全てが輝いてた。子供達のプレゼントをもらった時のあの笑顔を考えてただけで、何だか力がわいてきたんだ。
もう一度走れねえもんかな、爺さん?

 出典: 空知英秋原作・サンライズ製作「銀魂(アニメ)・第137話『サンタはいないって奴こそ 本当は信じたいのね この天邪鬼さん』」

紹介 :イブのトナカイ 様
HP :

コメント:
 一昨年、銀さんのせいで泥棒と間違われたサンタとベン(トナカイ)はあの後、別れて別の道を歩むことになりました。借金を重ねて衣装はボロボロになりキャバクラで客引きをしているサンタに比べてベンは羽振りが良くなっていました。久しぶりに再会した二人はおでんの屋台で酒を飲みながら(銀さんも加わって)、別れたその後を語りました。サンタのその後を語った後にベンが言った台詞です。
 金があって何でも手に入れることができる生活は本当の幸せなんだろうか? 神崎すみれ(サクラ大戦)のように心が満たされていなければ毎日がつらいだけの日々を過ごすことになるだけだということを実感しました。つい最近逮捕された小室哲哉も羽振りが良かった頃はそうだったかもしれません。

駄弁者:
>金があって何でも手に入れることができる生活は本当の幸せなんだろうか?
 お金持ちがこう言うのを聞くと贅沢ものめと思ってしまい、貧乏人が言うのを聞くと負け惜しみと思ってしまいます。このように心が貧しいと、金のあるなしに関わらず本当の幸せは得られないんですけどね…。
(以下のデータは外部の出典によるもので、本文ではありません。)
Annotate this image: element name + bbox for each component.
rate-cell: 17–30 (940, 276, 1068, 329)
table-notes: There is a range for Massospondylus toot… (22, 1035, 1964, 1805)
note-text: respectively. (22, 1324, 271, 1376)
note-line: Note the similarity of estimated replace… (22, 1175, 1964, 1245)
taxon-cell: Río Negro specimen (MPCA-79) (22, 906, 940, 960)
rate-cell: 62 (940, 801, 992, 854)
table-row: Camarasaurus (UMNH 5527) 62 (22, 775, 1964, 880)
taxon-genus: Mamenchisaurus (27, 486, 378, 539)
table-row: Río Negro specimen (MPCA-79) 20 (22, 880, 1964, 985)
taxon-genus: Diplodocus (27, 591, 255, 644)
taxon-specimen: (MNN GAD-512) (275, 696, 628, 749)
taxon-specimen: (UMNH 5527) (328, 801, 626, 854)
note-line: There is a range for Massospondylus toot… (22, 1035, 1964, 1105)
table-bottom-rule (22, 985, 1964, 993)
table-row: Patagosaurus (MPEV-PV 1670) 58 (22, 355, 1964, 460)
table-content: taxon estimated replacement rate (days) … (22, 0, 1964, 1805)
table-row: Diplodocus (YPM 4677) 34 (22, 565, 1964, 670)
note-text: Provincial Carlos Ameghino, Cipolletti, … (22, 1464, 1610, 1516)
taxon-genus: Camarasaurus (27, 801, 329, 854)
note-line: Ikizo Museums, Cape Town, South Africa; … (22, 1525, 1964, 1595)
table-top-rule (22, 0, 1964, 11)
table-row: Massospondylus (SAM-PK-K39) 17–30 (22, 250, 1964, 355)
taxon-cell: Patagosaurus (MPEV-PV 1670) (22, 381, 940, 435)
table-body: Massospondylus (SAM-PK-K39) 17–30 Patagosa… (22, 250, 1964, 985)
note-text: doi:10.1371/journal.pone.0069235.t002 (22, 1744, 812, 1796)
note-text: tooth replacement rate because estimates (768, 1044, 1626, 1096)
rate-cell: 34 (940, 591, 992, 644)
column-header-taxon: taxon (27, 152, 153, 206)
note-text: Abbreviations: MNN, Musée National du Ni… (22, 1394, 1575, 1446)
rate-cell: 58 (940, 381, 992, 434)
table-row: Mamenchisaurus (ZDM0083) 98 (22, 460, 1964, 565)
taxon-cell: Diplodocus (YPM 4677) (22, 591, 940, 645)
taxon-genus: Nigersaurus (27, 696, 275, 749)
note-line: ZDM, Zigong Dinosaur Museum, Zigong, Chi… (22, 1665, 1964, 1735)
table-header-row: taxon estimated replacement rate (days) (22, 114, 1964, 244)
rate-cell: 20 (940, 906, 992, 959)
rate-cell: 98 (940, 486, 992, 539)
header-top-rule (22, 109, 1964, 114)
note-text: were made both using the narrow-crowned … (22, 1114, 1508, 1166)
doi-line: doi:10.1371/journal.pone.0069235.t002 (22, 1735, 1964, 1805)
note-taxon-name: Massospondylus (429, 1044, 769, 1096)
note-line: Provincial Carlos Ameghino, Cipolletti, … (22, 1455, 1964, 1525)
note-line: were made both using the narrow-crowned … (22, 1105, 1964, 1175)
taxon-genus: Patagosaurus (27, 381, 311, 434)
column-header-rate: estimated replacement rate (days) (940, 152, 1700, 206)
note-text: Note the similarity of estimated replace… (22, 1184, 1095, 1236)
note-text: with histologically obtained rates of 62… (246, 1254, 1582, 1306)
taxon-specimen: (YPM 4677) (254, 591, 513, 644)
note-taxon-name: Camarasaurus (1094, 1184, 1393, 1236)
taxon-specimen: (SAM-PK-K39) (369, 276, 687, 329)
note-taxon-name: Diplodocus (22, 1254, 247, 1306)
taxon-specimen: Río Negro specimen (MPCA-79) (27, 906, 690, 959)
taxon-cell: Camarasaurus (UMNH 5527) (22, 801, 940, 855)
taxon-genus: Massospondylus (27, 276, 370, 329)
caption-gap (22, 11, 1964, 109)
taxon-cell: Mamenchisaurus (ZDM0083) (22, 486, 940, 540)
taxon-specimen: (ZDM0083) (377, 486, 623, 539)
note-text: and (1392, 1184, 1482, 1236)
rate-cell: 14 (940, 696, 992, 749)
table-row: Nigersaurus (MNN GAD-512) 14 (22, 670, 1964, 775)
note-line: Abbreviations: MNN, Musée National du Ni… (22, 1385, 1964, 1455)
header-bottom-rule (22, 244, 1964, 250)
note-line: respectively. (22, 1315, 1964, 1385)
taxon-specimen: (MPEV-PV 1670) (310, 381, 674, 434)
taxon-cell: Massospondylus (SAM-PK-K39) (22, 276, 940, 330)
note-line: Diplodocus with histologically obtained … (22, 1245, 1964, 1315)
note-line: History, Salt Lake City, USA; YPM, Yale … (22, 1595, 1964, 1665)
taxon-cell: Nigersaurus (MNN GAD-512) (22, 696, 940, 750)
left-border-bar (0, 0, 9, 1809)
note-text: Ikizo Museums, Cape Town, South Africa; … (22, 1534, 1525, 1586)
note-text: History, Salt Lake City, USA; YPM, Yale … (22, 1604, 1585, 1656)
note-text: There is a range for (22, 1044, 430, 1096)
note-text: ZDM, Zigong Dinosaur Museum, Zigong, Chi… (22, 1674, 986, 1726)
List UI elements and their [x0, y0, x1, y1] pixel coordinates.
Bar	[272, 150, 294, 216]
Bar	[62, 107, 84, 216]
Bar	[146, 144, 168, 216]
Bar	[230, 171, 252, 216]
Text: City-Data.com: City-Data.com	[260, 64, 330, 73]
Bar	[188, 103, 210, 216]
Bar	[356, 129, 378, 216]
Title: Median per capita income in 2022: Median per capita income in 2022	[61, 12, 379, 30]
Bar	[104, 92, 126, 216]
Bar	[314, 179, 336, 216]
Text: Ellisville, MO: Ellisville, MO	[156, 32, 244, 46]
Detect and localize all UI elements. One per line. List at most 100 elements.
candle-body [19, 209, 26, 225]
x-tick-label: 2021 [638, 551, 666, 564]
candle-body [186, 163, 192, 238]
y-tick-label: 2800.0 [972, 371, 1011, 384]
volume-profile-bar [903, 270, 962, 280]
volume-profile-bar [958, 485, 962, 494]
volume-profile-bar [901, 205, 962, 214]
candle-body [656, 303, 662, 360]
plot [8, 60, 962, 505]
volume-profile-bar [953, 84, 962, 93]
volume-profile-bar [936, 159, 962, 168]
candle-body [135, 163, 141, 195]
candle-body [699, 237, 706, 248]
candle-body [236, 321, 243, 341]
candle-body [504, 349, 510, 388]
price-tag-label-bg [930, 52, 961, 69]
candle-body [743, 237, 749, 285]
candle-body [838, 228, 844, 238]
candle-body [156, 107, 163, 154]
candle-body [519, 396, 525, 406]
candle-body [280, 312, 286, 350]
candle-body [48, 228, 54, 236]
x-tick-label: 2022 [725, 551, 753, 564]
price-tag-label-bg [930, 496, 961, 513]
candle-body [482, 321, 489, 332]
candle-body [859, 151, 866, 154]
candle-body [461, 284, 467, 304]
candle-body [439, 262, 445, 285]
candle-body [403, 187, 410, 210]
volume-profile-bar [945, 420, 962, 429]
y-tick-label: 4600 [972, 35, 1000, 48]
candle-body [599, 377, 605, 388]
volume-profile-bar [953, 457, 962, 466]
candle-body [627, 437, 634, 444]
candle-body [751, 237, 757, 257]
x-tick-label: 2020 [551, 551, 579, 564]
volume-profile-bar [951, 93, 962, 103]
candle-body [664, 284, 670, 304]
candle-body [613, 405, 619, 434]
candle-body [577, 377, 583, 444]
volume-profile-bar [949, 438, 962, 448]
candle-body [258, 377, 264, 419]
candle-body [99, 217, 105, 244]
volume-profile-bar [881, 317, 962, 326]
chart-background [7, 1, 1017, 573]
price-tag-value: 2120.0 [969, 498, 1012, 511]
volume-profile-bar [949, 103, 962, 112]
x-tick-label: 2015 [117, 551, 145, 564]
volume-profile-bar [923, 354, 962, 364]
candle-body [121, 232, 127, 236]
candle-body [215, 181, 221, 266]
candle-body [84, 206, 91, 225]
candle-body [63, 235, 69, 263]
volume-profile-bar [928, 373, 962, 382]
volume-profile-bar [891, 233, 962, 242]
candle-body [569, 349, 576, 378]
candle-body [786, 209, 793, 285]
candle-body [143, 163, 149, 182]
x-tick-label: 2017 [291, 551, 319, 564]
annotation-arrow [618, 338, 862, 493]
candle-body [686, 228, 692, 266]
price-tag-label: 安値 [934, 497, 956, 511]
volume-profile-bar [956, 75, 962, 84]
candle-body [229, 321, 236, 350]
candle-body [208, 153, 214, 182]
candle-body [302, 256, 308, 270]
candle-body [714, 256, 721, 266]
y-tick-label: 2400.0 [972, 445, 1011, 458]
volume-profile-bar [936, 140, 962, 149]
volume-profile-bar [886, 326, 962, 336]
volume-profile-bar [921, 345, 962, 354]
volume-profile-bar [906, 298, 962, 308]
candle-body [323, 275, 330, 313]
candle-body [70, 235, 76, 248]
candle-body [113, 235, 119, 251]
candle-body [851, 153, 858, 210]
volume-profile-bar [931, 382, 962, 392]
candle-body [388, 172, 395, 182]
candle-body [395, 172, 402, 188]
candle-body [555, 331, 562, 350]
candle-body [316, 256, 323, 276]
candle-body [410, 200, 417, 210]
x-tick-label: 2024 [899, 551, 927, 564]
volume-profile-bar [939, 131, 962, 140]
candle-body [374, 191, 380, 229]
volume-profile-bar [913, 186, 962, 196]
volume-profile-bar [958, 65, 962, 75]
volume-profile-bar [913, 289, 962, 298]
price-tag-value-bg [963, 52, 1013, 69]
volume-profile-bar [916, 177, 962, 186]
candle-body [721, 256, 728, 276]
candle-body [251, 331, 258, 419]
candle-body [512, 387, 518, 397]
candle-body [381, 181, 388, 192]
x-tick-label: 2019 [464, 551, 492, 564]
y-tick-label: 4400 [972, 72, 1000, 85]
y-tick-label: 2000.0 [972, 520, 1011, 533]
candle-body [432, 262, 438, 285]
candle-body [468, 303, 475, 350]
Because he’s the hero Gotham deserves, but not the one it needs right now.
So we’ll hunt him.
Because he can take it.
Because he’s not a hero.
He’s a silent guardian.
A watchful protector.
A DARK KNIGHT.

 出典: クリストファー・ノーラン監督「ダークナイト」

紹介 :神凪御子 様
HP :

コメント:
 2008年度希に見る高評価を得たバットマンシリーズ最新作より。
 バットマンの設定を下地にした暗く重厚な物語が展開され、“正義を行うということは一体何なのか?”と言う命題を叩きつけてきます。
 ネタバレは避けますがラスト、バットマンはゴッサムに灯った希望の灯を消さないため、理解者であるゴードン警部と共に“ある決断”をします。
警察に追われ一人闇に消えていくバットマンに向かい、
警部の息子が「悪くないのになぜ追われるの?」と問い、それに対する警部の答えが投稿の台詞。字幕ではこうでした。
彼はゴッサムにとって必要な人だ しかし今は時が違う
だから追う
だが彼は強い
彼はヒーローではない
沈黙の守護者
我々を見守る監視者
闇の騎士(ダークナイト)だ
 闇の中を歩みながらも高潔な心を持とうとするバットマンはヒーローにふさわしいと思います。

駄弁者:
 これまでのバットマンの映画化で、一番評価が高いものだったのではないでしょうか。
 ジョーカーの怪演が話題に上ることが多かったように記憶していますが、それも含めて重厚なテーマとストーリーが魅力ですね。